It appears that spammers have found a way of automatically creating Hotmail and Yahoo email accounts, having already created more than 15,000 bogus Hotmail accounts, according to security company BitDefender.
Both Microsoft and Yahoo use “captcha” systems to stop email accounts from being automatically generated; accounts aren’t created until a new user correctly identifies letters depicted in an image. CAPTCHA systems are designed to ensure that the letters are not easily recognized by machines.
BitDefender says that a new threat, dubbed Trojan.Spammer.HotLan.A, is using automatically generated Yahoo and Hotmail accounts to send out spam email, which suggests that spammers have found a way to overcome Microsoft’s and Yahoo’s CAPTCHA systems.

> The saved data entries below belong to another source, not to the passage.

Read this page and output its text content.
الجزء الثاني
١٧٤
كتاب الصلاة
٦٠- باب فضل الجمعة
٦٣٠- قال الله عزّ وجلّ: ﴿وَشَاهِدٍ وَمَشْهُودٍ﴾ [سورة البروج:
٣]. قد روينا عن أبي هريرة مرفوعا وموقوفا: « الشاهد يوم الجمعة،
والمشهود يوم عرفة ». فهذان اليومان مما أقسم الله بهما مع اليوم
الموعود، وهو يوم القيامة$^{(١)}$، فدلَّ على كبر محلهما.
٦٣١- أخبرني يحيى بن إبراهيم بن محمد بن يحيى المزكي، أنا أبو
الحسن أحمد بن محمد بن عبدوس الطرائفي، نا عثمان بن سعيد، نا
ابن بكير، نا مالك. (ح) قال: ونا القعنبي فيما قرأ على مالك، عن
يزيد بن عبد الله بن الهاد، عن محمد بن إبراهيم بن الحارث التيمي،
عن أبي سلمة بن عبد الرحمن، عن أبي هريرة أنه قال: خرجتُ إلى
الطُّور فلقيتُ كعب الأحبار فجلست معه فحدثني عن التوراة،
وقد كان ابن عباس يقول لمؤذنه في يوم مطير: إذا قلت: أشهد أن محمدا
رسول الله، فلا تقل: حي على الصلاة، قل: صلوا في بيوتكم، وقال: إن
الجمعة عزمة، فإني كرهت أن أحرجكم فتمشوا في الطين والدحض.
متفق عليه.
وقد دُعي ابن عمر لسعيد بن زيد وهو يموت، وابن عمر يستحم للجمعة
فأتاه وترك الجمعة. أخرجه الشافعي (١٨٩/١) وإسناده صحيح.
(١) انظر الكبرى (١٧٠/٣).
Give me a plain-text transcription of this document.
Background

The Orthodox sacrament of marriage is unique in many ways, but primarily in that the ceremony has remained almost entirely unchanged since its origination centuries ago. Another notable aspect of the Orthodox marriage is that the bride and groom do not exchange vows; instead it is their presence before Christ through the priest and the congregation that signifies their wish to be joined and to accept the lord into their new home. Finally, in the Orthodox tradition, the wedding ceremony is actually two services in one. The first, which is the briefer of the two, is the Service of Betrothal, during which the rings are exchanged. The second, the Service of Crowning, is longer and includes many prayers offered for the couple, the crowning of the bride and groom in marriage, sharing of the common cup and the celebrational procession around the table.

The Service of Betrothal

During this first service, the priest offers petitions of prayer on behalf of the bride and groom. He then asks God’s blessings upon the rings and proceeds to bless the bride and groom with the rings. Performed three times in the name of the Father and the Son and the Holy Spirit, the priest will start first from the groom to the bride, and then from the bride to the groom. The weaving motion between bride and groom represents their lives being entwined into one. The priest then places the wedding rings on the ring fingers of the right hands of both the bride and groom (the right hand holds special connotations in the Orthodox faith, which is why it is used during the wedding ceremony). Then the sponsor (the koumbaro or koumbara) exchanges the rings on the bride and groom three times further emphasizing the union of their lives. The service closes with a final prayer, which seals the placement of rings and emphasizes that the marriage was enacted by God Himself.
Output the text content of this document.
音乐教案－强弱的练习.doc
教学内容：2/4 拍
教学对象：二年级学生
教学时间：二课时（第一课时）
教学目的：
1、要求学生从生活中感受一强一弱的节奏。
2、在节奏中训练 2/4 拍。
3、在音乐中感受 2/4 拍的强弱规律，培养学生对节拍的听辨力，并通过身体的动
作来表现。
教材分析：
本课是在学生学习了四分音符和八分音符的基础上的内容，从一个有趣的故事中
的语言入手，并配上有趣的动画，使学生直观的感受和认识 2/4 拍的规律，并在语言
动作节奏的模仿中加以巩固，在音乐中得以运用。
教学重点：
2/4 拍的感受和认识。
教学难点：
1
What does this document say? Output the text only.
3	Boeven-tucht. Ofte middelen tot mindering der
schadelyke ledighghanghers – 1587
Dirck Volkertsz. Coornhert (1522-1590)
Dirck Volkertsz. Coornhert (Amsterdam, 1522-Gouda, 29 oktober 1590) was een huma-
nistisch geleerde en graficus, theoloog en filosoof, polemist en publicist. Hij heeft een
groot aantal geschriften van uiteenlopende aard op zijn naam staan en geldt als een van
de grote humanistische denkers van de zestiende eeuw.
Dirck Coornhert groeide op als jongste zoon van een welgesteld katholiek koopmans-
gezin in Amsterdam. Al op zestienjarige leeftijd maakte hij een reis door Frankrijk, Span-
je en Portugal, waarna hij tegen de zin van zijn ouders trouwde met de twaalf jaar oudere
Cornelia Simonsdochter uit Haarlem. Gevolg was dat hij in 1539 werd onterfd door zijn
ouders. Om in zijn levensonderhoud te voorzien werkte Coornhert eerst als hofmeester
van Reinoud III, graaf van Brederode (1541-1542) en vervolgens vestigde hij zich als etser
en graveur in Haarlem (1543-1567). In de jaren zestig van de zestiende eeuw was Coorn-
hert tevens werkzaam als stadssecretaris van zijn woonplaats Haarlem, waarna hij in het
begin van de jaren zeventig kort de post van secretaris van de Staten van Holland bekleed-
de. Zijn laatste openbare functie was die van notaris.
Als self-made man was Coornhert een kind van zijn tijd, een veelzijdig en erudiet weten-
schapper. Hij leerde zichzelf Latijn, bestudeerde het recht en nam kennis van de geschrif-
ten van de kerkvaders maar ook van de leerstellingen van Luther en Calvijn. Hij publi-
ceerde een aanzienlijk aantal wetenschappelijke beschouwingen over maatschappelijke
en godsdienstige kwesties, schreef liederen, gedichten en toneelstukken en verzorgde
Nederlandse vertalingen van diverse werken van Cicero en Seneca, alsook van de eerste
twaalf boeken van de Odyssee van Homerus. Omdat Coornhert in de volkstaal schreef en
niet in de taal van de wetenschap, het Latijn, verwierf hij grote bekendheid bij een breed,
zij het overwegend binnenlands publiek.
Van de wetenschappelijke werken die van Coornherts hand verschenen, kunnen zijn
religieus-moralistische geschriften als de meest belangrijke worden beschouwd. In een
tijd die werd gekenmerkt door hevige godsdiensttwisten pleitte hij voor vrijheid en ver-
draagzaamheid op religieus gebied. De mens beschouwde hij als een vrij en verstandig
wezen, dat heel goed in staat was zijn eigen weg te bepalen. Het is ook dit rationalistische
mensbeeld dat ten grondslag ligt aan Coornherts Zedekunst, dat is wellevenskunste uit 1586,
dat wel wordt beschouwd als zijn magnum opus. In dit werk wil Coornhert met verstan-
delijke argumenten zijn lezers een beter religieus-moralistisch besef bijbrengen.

According to BitDefender, every active copy of the Trojan accesses an email account, then pulls encrypted spam e-mails from a website, decrypts them and sends them to presumably valid addresses taken from yet another website.
The spam e-mail currently being distributed is trying to lead users to a site that advertises pharmacy products. Common spammer techniques are used in the e-mail body, such as bayesian poisoning and a random e-mail subject.
“There are only about 500 or so new accounts being created every hour,” said Viorel Canja, the head of the BitDefender Antivirus Lab.
“But still, we’ve seen 15,000+ Hotmail accounts being used so far. It’s hard to estimate how many spam e-mails have already been sent.”
BitDefender claims to be the first security company to detect Trojan.Spammer.HotLan.A and add a signature.